Monthly Archives: February 2018
Yes, I’m Talking “Square Dancing” Here!
Samantha Bee’s witty slap down of traditional racism (February 7, 2018
Full Frontal) is the second (and by far more amusing) post on the inherent racism of square dancing I’ve seen recently. However, neither Ms. Bee nor the earlier article dug into the roots of the dance itself. Henry Ford and white school districts were undoubtedly a bunch of racist asses, but they were also unwittingly and quite ironically, perpetuating a dance that enslaved Africans had created, mocking the formal (in lines, box step, very “square”) dances that white people did. (And remember, Call and Response is our thing, according to your own experts, white people, lol; you can’t have it all ways, all the time!)
I suspect that the late, great George Michael may have exhibited a deep philosophical insight and explained the stiff, mono-rhythmic dancing found in many white enclaves when he sang, “Guilty feet have got no rhythm.” (Ahem…
Anyhow, the stolen and enslaved Africans quickly became adept with European musical instruments and boom- we were on the scene! (And probably having a few laughs back in the Quarters, at the white folks’ expense.)
And btw: the squarest Hall of American Whiteness– The Grand Old Opry- owed its early success to the popularity of one of its founding members, DeFord Bailey, grandson of enslaved Africans😉But don’t take my word for it! (thanks, Levar) Start with the short article below, then go deeper, if you’re so inclined.
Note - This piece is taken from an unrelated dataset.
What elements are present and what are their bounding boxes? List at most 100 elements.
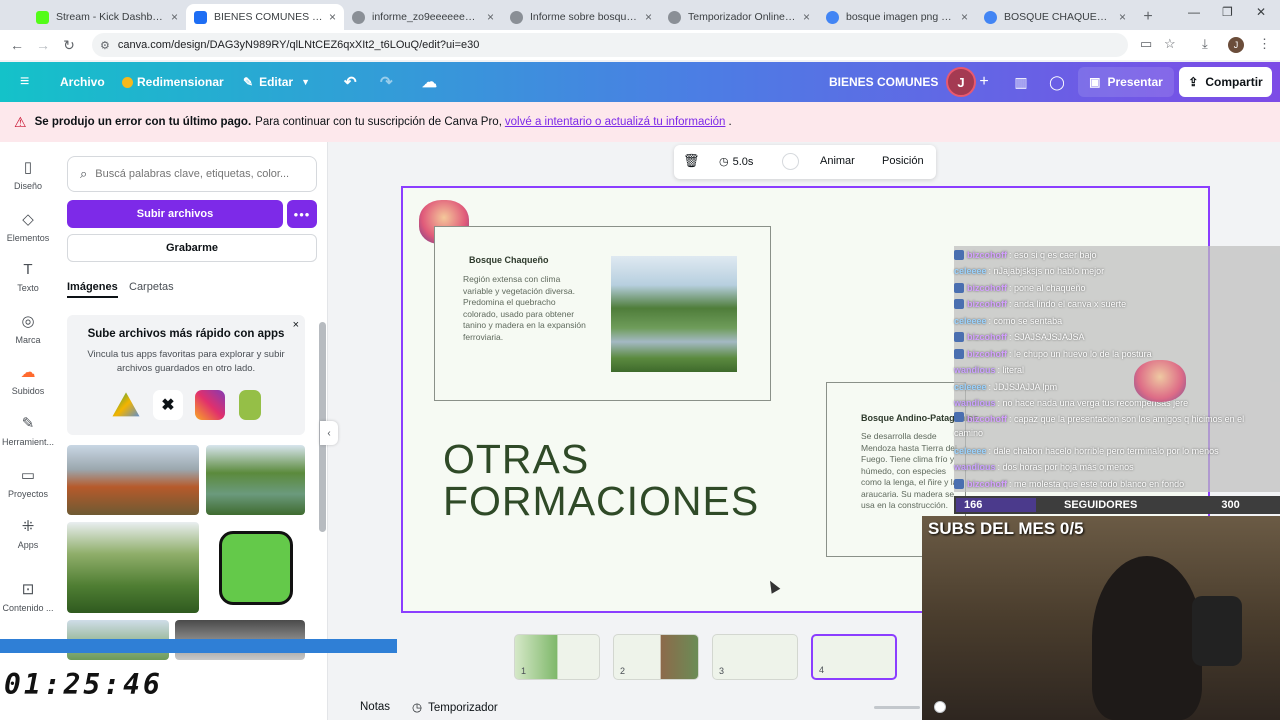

James Weldon Johnson has a notation on square dancing’s creation in his famous Autobiography of an Ex-Colored Man (1912), and there’s James Alan McPherson’s short story, Why I Like Country Music, a sweetly romantic, yet insightful piece in terms of cultural identities. (In Elbow Room, 1986)
https://daily.jstor.org/the-slave-roots-of-square-dancing/
To be rather essentialist about it, in American culture, pretty much anything that’s fun, interesting, tastes good, or is cool (including the concept of “cool”itself, derived from the Yoruba yin-yang in the concepts of Ashe & Itutu) is probably based on or stolen directly from pan-Africans or Native Americans.
So Happy Black History Month, ya’ll: yee ha!